Magda Hollander-Lafon inaugure donc avec son dernier livre un temps nouveau, qui transcende la mémoire de mort de la Shoah pour que la mort n'ait pas le dernier mot, pour que le crime ne tue pas deux fois les êtres qui ont péri et ne laisse pas prisonniers d'une mémoire mortifère ceux qui ont survécu. "Quatre petits bouts de pain" est effectivement une méditation sur la vie, nourrie en partie des rencontres qu'elle a eu avec des dizaines de milliers de jeunes lycéens et collégiens français. "J'ai compris que je ne pouvais appeler personne dans le meilleur de lui-même sans être moi-même libérée de mes propres blessures, de mes peurs, de ma violence. Alors, seulement, je peux accueillir l'autre là où il est."

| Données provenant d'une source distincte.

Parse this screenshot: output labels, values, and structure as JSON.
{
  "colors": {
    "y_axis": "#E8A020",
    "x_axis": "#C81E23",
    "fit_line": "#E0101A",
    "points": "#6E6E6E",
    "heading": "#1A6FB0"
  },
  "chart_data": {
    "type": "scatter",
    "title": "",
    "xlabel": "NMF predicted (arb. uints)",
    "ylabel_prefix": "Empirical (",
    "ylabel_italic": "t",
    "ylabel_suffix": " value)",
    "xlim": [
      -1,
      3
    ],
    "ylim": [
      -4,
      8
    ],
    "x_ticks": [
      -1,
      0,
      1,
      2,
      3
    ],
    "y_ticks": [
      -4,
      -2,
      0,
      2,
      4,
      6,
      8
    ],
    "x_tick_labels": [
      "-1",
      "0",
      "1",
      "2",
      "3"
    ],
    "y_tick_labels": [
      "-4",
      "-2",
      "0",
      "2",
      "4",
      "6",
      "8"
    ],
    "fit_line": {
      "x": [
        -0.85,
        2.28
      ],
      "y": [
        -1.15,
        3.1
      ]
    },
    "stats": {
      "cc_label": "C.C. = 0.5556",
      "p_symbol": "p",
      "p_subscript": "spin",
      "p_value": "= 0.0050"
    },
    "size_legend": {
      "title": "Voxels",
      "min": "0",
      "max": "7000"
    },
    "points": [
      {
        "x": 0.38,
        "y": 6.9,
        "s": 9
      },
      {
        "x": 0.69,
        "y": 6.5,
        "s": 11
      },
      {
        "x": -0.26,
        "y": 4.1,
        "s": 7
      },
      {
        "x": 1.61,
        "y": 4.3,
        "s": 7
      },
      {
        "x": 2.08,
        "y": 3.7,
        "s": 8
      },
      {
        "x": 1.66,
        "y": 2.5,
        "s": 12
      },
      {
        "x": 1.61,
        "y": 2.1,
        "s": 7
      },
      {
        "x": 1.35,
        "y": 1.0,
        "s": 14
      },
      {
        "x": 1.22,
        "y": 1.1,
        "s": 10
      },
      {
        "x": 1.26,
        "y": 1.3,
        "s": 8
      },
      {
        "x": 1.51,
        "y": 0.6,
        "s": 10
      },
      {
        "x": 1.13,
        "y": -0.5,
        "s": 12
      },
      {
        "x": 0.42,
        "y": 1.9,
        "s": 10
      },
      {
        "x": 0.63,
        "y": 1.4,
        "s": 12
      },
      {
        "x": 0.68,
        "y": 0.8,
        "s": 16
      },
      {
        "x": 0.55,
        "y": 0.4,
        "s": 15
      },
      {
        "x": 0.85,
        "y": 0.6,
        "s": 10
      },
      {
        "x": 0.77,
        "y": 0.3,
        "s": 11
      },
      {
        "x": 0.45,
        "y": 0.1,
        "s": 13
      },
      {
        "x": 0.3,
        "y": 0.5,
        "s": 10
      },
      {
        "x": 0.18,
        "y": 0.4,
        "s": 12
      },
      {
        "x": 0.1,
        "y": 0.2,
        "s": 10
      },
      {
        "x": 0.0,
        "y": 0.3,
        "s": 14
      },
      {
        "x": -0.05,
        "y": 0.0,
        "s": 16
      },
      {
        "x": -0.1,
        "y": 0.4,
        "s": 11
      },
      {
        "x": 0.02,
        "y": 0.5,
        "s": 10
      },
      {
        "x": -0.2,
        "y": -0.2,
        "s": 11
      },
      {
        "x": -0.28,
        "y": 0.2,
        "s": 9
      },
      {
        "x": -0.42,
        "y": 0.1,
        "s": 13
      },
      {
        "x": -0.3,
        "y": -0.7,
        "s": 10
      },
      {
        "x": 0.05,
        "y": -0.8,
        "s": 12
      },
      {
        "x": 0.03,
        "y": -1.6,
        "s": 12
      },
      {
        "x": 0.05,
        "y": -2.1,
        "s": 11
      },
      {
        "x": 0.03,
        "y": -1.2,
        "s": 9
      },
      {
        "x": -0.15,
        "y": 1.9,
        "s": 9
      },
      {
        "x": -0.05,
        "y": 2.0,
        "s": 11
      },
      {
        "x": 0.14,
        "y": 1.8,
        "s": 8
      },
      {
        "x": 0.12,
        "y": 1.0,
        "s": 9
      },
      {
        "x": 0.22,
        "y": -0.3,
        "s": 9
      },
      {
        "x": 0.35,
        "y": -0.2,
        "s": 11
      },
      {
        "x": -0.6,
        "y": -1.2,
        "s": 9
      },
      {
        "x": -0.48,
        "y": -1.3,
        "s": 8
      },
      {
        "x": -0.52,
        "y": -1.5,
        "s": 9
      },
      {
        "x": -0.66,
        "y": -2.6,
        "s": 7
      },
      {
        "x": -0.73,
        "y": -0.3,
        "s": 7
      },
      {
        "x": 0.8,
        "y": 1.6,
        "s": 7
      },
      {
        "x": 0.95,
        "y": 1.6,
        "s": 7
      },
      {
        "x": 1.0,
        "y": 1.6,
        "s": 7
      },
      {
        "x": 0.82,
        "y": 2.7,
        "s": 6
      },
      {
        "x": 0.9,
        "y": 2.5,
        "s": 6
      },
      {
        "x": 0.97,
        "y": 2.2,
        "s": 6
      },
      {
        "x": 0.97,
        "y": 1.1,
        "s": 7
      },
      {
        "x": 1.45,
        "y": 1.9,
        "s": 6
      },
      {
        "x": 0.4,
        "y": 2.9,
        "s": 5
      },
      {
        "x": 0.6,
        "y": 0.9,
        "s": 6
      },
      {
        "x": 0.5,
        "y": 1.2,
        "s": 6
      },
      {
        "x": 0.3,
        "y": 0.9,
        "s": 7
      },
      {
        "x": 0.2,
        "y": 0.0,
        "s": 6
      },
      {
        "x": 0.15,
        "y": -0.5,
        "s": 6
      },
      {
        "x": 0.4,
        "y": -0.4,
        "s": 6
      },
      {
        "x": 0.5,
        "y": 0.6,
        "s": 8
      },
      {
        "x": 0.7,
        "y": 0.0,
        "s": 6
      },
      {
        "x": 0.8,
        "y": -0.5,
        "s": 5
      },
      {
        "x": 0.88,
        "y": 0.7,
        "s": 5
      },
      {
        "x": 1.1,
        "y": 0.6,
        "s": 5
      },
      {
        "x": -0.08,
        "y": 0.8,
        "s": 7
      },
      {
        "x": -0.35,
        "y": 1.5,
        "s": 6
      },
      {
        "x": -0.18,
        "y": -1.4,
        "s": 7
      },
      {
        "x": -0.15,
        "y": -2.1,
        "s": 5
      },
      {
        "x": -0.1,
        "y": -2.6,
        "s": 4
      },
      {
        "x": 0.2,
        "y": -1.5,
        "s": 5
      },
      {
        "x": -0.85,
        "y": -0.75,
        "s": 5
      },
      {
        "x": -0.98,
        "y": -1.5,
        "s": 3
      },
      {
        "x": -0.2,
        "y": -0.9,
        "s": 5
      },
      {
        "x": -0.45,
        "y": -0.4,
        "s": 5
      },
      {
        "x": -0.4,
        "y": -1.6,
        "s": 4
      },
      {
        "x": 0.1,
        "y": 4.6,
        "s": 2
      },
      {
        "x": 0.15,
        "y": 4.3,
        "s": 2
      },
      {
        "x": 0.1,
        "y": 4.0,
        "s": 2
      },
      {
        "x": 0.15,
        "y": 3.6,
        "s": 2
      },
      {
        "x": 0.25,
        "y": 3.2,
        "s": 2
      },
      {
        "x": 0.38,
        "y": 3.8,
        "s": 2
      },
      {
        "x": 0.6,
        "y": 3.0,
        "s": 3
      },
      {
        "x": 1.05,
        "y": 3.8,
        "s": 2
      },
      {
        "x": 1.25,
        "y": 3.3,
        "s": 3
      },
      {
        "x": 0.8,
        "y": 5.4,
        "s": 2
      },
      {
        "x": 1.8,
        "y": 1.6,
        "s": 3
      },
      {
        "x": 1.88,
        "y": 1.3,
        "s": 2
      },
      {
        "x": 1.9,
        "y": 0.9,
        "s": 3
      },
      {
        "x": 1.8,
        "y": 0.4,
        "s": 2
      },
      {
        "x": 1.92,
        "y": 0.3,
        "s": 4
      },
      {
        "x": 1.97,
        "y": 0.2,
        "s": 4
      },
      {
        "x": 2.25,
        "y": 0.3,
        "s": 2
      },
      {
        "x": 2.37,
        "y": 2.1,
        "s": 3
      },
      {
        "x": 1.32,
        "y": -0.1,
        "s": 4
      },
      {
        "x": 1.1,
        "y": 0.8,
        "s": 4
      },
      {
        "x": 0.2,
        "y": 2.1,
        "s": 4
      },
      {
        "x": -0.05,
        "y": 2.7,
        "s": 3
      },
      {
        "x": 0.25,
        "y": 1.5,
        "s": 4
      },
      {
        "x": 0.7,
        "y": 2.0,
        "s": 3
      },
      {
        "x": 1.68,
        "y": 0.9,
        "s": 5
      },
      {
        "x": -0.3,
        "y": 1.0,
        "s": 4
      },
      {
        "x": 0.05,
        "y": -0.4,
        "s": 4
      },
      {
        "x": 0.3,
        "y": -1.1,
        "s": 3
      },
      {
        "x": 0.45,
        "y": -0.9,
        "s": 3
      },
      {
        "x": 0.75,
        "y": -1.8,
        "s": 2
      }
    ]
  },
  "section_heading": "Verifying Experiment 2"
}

Magda Hollander-LafonCe témoignage est aussi celui d'une femme de foi, convertie au christianisme tout en restant proche de ses racines juives, qui sait que si l'être humain est capable du pire, il peut aussi se montrer capable du meilleur. "Les nuages cachent souvent le soleil, mais nous savons qu'il est là et n'attend que de se lever dans nos cœurs", écrit-elle. Plongée au cœur de l'horreur, elle a effectivement été témoin de gestes d'une réconfortante humanité, sans lesquels elle ne serait sans doute plus là aujourd'hui: les quatre petits bouts de pain donnés à l'adolescente par une femme en train de mourir, la paire de galoches offerte par un gardien compatissant en plein cœur de l'hiver, ou encore la "dame au sourire" qui l'a recueillie à sa sortie de l'univers concentrationnaire et l'a soutenue financièrement dans ses projets.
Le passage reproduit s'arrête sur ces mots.